Lucrezia develops her own escape strategies once she is Duchess of Ferrara. She walks in the garden, rides her pony and spends hours in her chambers producing miniature paintings, the true subjects of which she hides under images of classical scenes. But at night, the only way she can “escape” her husband’s visits to her bed, is through a separation of her ‘self’ and her body.
The relief at putting distance between herself and that bed. The self, the part of her that is leaving, seems amorphous, shapeless. It is at once padding on noiseless feet across the floorboards and also floating somewhere up near the ceiling.

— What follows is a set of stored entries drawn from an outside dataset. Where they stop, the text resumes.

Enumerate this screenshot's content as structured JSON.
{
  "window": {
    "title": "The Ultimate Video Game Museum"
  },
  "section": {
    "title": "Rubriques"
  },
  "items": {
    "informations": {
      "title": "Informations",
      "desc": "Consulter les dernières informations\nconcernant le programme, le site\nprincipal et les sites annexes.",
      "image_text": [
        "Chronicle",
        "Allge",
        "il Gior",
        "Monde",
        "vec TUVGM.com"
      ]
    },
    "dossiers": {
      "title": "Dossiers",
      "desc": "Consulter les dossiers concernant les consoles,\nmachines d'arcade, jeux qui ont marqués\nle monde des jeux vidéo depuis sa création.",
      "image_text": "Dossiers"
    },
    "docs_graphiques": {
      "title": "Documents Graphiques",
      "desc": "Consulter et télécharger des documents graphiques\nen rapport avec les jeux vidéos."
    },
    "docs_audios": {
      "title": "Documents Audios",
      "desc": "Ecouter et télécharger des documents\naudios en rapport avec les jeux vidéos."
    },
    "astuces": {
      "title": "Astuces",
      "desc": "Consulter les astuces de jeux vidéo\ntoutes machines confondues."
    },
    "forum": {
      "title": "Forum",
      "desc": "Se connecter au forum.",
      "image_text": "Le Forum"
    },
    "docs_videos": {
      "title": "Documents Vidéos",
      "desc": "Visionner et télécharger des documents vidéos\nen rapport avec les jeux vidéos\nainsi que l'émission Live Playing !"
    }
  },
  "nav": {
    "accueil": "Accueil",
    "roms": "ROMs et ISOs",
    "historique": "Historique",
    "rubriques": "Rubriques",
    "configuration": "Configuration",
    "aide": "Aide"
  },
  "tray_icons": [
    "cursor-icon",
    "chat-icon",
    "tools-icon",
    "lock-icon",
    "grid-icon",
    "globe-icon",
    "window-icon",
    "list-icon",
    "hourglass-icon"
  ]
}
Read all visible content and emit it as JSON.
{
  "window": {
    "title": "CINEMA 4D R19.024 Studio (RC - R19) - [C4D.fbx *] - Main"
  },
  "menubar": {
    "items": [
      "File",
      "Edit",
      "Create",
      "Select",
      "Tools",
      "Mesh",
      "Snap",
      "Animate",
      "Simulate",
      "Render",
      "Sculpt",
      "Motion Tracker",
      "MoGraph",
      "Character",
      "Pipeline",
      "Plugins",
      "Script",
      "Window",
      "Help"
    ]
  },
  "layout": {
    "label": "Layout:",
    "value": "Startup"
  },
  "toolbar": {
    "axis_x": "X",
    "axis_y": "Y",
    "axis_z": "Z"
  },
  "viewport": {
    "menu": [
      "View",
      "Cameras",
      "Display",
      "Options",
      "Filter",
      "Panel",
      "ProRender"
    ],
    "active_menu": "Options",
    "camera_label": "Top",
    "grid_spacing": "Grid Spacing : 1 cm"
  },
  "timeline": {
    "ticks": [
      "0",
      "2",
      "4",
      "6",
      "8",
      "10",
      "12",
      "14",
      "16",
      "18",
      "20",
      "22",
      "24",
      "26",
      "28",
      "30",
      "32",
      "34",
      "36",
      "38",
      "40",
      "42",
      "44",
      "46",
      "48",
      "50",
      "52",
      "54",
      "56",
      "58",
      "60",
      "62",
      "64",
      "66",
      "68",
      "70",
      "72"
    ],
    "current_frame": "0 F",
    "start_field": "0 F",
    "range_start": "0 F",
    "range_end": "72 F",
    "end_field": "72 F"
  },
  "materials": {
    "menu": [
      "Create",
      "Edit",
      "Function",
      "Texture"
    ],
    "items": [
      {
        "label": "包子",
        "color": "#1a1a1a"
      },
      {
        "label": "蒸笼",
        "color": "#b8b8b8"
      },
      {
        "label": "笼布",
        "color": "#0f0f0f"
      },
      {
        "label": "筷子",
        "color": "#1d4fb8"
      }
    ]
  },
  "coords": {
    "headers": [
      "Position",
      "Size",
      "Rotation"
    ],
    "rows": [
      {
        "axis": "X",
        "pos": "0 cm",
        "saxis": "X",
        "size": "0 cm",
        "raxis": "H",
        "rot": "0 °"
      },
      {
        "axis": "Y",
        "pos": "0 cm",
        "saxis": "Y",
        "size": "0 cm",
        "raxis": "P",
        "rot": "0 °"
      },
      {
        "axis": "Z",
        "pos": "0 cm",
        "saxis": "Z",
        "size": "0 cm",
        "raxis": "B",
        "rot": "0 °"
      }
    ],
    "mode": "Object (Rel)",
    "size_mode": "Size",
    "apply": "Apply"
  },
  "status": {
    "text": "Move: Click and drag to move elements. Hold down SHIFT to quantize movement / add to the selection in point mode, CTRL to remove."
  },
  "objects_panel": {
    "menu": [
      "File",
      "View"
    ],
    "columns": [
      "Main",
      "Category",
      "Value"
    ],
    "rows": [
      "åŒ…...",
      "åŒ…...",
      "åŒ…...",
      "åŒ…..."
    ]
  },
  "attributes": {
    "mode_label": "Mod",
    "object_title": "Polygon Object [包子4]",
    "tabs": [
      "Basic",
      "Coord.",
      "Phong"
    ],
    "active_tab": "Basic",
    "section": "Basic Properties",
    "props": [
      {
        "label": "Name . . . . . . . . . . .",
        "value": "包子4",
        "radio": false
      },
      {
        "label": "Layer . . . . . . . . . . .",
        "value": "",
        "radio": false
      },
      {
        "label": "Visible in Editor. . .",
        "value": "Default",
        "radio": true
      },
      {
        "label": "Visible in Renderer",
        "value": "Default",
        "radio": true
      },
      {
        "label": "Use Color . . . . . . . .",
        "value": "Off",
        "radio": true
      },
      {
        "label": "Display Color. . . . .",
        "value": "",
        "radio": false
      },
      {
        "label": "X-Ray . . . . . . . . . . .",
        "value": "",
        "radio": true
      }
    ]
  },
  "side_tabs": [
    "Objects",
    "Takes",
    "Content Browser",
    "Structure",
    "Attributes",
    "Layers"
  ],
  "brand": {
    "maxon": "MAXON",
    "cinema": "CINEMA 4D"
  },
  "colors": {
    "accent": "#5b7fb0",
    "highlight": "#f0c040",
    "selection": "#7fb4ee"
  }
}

Is Alfonso really the monstrous figure Lucrezia makes him out to be? During their marriage we see him being courteous, respectful and solicitous of her health. True he does, occasionally, tell her to keep her nose out of affairs of state but this the 16th-century after all when all women are expected to do is look attractive, be graceful and produce children.
By manipulating the time frame and the point of view, O’ Farrell keeps us guessing whether Lucrezia’s fears are the product of an over-active imagination. Or whether the Duke is a master of hiding his true nature.
Lush world of the Renaissance
It’s a good yarn set in a Renaissance world that is richly imagined with detailed use of colour, texture and smell. Too rich unfortunately.
As much as I was fascinated by the story, I found the lushisness of O’Farrell’s prose overwhelming. One descriptive phrase never seems to suffice, we have to get it in triplicate. The tigress’ description is a case in point: The animal was orange, burnished gold, fire made flesh; she was power and anger, she was vicious and exquisite.” There are plenty more examples like that throughout the book.
We don’t so much read this book as wallow in it, overcome by layer upon layer of images, similies and descriptions. There were touches of this in her previous novel Hamnet but I didn’t feel it was as intrusive as it was in The Marriage Portrait.
Even if this didn’t have the same finesse and emotional heft as Hamnet, I still love Maggie O’Farrell as an author. Now that she has two works of historical fiction under her belt, I wonder whether this is going to be her chosen genre from now on.